I hold his hand as he falls asleep.

Running with Another

Hours later, in the safety and comfort of my home, I read the story of Elijah and Ahab for the eighth time. In my mind’s eye I imagine the scene. As a child growing up in the Caribbean, I remember the sight of rain so thick you couldn’t see more than a few inches ahead. How thick was that heavy rain for Elijah? Is it possible to imagine that same heavy rain as not just physical but emotional? How many times have I asked God for guidance through a storm? How many times has He sent someone to help me through a storm?

My “good news week” ends with prayers of gratitude, prayers of comfort for my new friend, and prayers for purpose: “Here I am. As You have blessed me for so long and kept me for so long, send me. Even if it storms.”

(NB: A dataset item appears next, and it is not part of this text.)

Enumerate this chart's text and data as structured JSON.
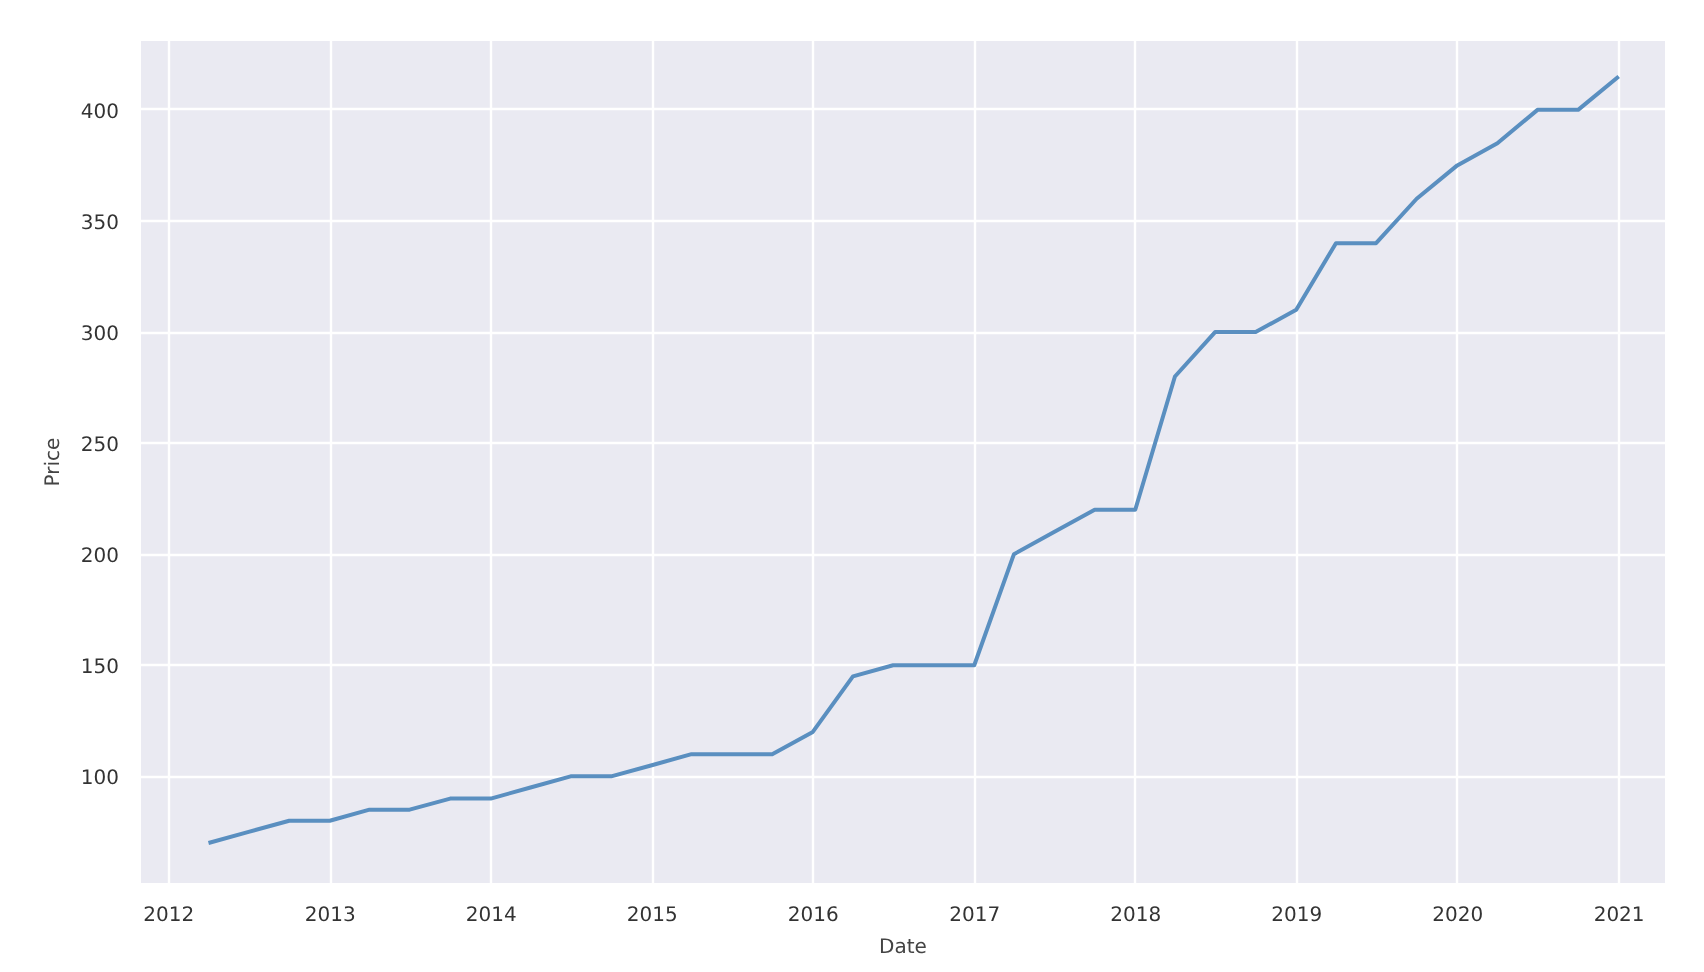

Throughout the hours of the night, the sound of thunder grows, and the winds change.

Crisis Conditions

Several weeks later, a new morning, a new reality. Thunder is loud, rain is heavy, visibility is poor.

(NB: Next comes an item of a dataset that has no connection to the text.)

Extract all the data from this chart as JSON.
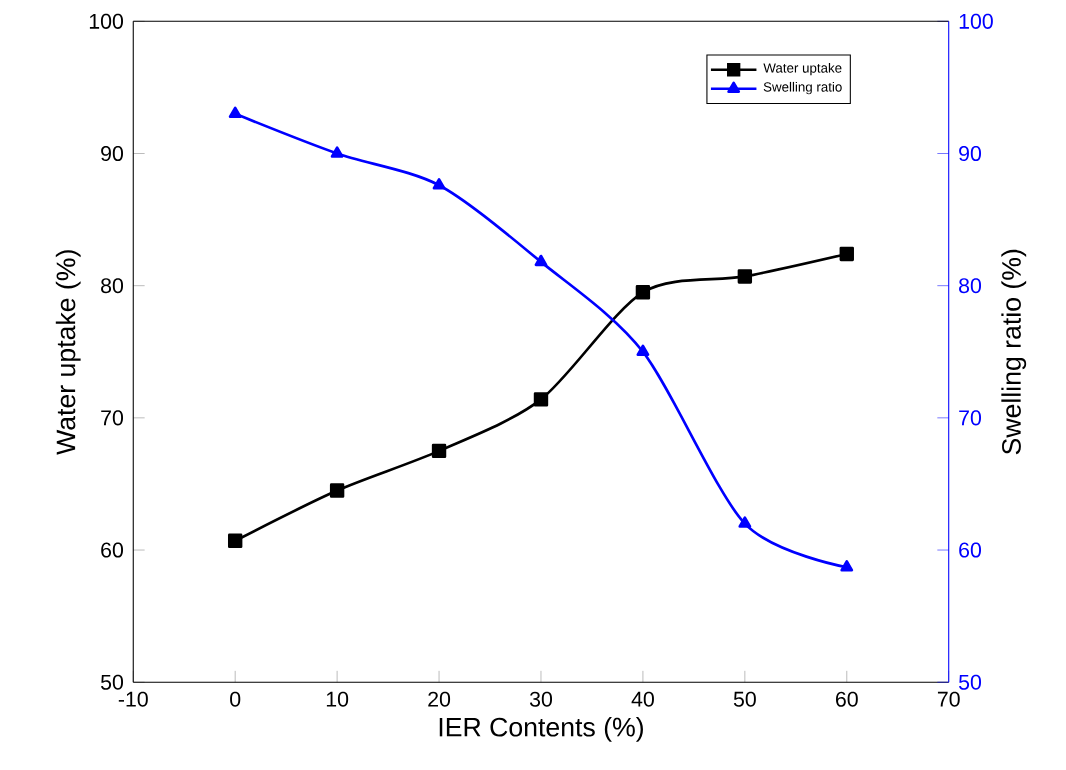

The early hours of the day find me sitting in my car, dialing a familiar phone number: my parents. I’m calling to ask for continued prayers. I’m headed to work through a heavy storm, and I’m not the only one. As I begin the journey, I remember the prayer of my friend: “Help her stay the course.” My “good news week” is now a reminder of how much I must rely on God to run with me through any storm. To be in the trenches means to serve in faith, running ahead of the heavy rain, ahead into the unseen and
unpredictable. Yet, as Emory reminded me: “I am not alone, no matter what it looks like.”

The request, so obvious to me now, is that all of us “stay the course.” That we run together with the purpose of ministry and mission, true light bearers in the deep dark, listening to the one still voice that can be used to calm and bring peace among the noise. In every capacity we are prepared, secured, comforted with God’s promises; words so clear we should not fear to stumble in our capacity to share the strength and peace they bring. Here we are; send us.

As I stand in line to be screened for temperature checks and answer questions, a familiar nurse I work with recognizes me and walks over to clear me for entry into the hospital. “Tell me, Chaplain, what’s the weather like?”

“Forecast? Heavy rain,” I say with a smile. Yet here we are, still willing to serve. No rescinding. No left, no right, just forward.

“Are we ready?” she asks as she jots down numbers on a clipboard.

Yes, we are.

And just like that, following the footsteps of the One who faced a deadly storm for me, I step into the heavy rain.

“The voice of the Lord is over the waters; the God of glory thunders, the Lord thunders over many waters. . . .

The Lord blesses his people with peace” (Ps. 29:3-11).


Dixil Rodríguez has served as a university professor and hospital chaplain.